Let’s add another function: addition. Defined by:
\(\forall a \in \mathbb{N} (a+0=a)\)
\(\forall a b \in \mathbb{N} (a+s(b)=s(a+b))\)
That is, adding zero to a number doesn’t change it, and \((a+b)+1=a+(b+1)\).
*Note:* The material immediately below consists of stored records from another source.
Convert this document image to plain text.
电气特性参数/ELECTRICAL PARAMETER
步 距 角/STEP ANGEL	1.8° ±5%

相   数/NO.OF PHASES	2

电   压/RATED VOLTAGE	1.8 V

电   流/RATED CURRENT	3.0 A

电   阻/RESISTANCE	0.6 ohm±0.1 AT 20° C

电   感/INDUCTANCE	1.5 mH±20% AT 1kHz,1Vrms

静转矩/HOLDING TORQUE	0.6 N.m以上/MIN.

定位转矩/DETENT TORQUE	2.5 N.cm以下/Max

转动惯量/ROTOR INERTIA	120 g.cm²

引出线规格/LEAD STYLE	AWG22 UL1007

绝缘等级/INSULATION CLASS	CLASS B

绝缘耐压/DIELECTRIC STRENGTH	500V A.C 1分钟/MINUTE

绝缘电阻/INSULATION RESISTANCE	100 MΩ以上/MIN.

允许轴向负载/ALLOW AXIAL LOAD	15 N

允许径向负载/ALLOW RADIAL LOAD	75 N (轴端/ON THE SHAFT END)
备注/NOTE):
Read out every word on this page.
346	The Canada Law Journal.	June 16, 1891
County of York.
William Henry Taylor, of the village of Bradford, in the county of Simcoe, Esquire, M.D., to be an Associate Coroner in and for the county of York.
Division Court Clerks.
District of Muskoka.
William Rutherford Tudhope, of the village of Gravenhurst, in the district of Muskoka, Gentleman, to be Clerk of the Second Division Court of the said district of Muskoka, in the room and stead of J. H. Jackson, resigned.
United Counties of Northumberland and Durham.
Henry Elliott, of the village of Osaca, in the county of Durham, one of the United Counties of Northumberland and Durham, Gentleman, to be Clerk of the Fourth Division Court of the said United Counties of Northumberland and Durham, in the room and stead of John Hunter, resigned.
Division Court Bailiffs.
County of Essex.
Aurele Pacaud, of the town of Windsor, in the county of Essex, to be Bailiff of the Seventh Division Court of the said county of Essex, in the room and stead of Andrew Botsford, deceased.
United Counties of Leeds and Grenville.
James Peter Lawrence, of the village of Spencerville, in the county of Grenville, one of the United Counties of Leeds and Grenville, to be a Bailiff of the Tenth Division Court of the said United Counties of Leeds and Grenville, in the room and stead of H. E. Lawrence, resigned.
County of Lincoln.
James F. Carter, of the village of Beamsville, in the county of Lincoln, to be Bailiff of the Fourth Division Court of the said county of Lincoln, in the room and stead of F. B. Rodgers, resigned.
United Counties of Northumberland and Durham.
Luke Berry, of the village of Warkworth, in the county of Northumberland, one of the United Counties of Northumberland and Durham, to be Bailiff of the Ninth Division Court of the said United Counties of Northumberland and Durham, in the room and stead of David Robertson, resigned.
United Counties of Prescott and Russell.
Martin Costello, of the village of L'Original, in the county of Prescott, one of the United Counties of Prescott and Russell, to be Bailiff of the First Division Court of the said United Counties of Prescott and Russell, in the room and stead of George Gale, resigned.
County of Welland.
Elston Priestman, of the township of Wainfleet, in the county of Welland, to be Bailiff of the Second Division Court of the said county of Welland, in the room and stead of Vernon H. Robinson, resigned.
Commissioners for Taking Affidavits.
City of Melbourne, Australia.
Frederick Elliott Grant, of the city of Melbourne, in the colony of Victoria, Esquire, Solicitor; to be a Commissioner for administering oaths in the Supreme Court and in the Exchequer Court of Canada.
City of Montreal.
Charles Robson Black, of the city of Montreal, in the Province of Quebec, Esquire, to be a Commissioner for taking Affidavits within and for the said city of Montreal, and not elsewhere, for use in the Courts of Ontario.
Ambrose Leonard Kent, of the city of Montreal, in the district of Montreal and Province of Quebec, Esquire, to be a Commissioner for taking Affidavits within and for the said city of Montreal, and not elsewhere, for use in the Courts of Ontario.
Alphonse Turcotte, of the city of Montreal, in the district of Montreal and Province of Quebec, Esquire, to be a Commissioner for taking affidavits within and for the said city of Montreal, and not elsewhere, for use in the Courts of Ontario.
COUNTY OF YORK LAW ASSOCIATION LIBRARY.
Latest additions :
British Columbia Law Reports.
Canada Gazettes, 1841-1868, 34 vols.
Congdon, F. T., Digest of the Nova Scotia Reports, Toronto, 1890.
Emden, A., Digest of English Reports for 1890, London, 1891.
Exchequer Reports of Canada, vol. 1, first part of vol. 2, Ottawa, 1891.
Let’s use this to solve \(1+2\):
\(1+2=1+s(1)\)
\(1+s(1)=s(1+1)\)
\(s(1+1)=s(1+s(0))\)
\(s(1+s(0))=s(s(1+0))\)
\(s(s(1+0))=s(s(1))\)
\(s(s(1))=s(2)\)
\(s(2)=3\)
\(1+2=3\)
All addition can be done iteratively like this.
Addition is commutative:
\(x+y=y+x\)
Addition is associative:
\(x+(y+z)=(x+y)+z\)
Multiplication can be defined by:
\(\forall a \in \mathbb{N} (a.0=0)\)
\(\forall a b \in \mathbb{N} (a.s(b)=a.b+a)\)
Let’s calculate \(2.2\).
\(2.2=2.s(1)\)
\(2.s(1)=2.1+2\)
\(2.1+2=2.s(0)+2\)
\(2.s(0)+2=2.0+2+2\)
\(2.0+2+2=2+2\)
\(2+2=4\)
Multiplication is commutative:
\(xy=yx\)
Multiplication is associative:
\(x(yz)=(xy)z\)
Multiplication is distributive over addition:
\(a(b+c)=ab+ac\)
\((a+b)c=ac+bc\)